Specular objects that exhibit mirror-like reflectance have no appearance of their own, but rather distort a surrounding environment. Traditional surface recovery methods designed for Lambertian surfaces, such as structure from motion (SfM), stereo or multi-view stereo, can not be used directly for specular objects.
Shape from specular flow (SFSF) explores surface estimation by measuring dense optical flow of environment features as observed on a mirror under a known motion of environment, mirror, or camera. Much of the prior art work in SFSF assumes infinitesimal rotation of the environment, where in the forward flow equations linking the motion field, surface parameters and specular flow (SF) can be expressed as a partial differential equation (PDE).
However, conventional approaches do not extend to finite or large motion because large displacements cannot be incorporated into the PDE framework. Further, SFSF requires a dense optical flow, which is difficult to obtain for specular objects because SF exhibits certain undesirable properties, such as undefined or infinite flow, and one-to-many mappings.
Specular Flow verses Reflection Correspondences
FIG. 1 shows point P1 on surface S1, and point P2 on surface S2. The normals n, and curvatures of the surfaces at the two points are identical. Because the specular flow forward equations depend only on local normal and curvature, for the same infinitesimal environment motion, the flow will be identical for these two points.
However, in case of a finite or large environment rotation θ as shown, the observed flow depends not only on the local normal and curvature, but also on properties of the neighborhood. Notice that the actual flow observed at these two surface points is radically different because of the difference in their neighborhoods.
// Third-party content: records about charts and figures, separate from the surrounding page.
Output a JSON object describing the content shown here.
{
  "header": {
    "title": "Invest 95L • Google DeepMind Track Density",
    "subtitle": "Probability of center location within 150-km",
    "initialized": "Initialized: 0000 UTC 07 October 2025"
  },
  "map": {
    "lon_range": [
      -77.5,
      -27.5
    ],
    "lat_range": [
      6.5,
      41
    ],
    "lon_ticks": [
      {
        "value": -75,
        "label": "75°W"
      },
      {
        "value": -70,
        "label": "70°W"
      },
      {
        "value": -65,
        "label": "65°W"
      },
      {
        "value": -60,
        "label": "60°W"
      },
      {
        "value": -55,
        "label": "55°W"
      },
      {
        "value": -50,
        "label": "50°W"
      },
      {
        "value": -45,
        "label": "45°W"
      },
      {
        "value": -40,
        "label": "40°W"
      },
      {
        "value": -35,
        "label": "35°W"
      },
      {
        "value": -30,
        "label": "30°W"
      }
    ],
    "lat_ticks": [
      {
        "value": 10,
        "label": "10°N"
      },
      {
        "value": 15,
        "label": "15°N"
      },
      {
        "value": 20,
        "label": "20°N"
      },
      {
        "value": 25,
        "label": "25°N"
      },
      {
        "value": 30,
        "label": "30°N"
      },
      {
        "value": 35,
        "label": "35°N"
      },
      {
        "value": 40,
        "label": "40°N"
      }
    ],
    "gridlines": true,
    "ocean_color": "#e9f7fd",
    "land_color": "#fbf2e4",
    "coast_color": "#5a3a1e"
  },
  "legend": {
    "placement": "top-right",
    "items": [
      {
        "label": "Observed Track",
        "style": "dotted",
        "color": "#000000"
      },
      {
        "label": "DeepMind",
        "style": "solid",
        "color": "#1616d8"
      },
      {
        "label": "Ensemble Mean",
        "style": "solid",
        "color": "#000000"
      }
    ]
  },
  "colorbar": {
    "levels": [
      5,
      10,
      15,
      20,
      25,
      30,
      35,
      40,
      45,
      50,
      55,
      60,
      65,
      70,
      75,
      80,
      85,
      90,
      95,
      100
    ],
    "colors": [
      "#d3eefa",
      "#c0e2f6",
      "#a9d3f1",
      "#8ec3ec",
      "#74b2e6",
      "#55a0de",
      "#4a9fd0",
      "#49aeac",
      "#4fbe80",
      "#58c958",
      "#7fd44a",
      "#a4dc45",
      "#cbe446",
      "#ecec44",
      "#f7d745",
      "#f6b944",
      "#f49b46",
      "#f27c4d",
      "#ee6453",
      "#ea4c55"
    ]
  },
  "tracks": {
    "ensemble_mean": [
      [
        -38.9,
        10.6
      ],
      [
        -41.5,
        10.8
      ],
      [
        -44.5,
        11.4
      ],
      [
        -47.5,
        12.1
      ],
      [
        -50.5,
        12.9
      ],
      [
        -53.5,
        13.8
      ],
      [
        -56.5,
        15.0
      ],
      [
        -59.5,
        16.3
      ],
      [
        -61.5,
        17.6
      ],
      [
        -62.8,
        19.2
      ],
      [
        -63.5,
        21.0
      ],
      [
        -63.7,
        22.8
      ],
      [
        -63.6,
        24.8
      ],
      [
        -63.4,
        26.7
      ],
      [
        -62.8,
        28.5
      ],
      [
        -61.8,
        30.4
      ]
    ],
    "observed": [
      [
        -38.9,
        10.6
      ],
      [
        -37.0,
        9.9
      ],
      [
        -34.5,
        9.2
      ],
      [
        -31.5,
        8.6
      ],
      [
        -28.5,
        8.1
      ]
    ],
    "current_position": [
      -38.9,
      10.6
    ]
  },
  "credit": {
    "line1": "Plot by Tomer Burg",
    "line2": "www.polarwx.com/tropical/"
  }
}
This dependence is not easily incorporated into the specular flow framework.
Qualitative Properties:
It has been shown show that local surface properties, such as concave or convexity, can be determined under motion of the observer without knowledge of the lighting. Stereoscopic images of specular highlights can be analyzed to shows that the disparity of highlights is related to its convexity or concavity.
Active Illumination
The structure of specular objects can be estimated using photometric stereo images. Caustics can be bused to determine if an image feature is real or a reflection. Then, surface recovery can be performed by tracking an unknown scene point. This property can then be used to estimate surface mesostructures at high resolution. Probes of a known surface and reflectance can determine the properties of an unknown surface.
Calibrated Environment
Surface reconstruction under known environment is well known. Local properties of a smooth surface can be determined up to third order by the observed projection of two calibrated lines. Multiple images of a calibrated pattern can be used to reconstruct the shape of the surface mirror. Structured highlighting can also be used to obtain the shape of specular objects.
Uncalibrated Environments
Specular flow can be significantly different from the motion field, especially near points of parabolic curvature. Specular path perturbation can be used for fast rendering of multiple inter-reflections.
Specular flow can also be determined for two known or three unknown rotations about arbitrary axes. Both of these approaches require a significant number of initial conditions (in terms of normals) to solve for the shape of the surface. Under a different parameterization of the surface, the estimation problem becomes linear. This is used to estimate the shape of the mirror from multiple specular flows without any additional information.
However, the SFSF formulation is inherently differential and does not extend to large motion.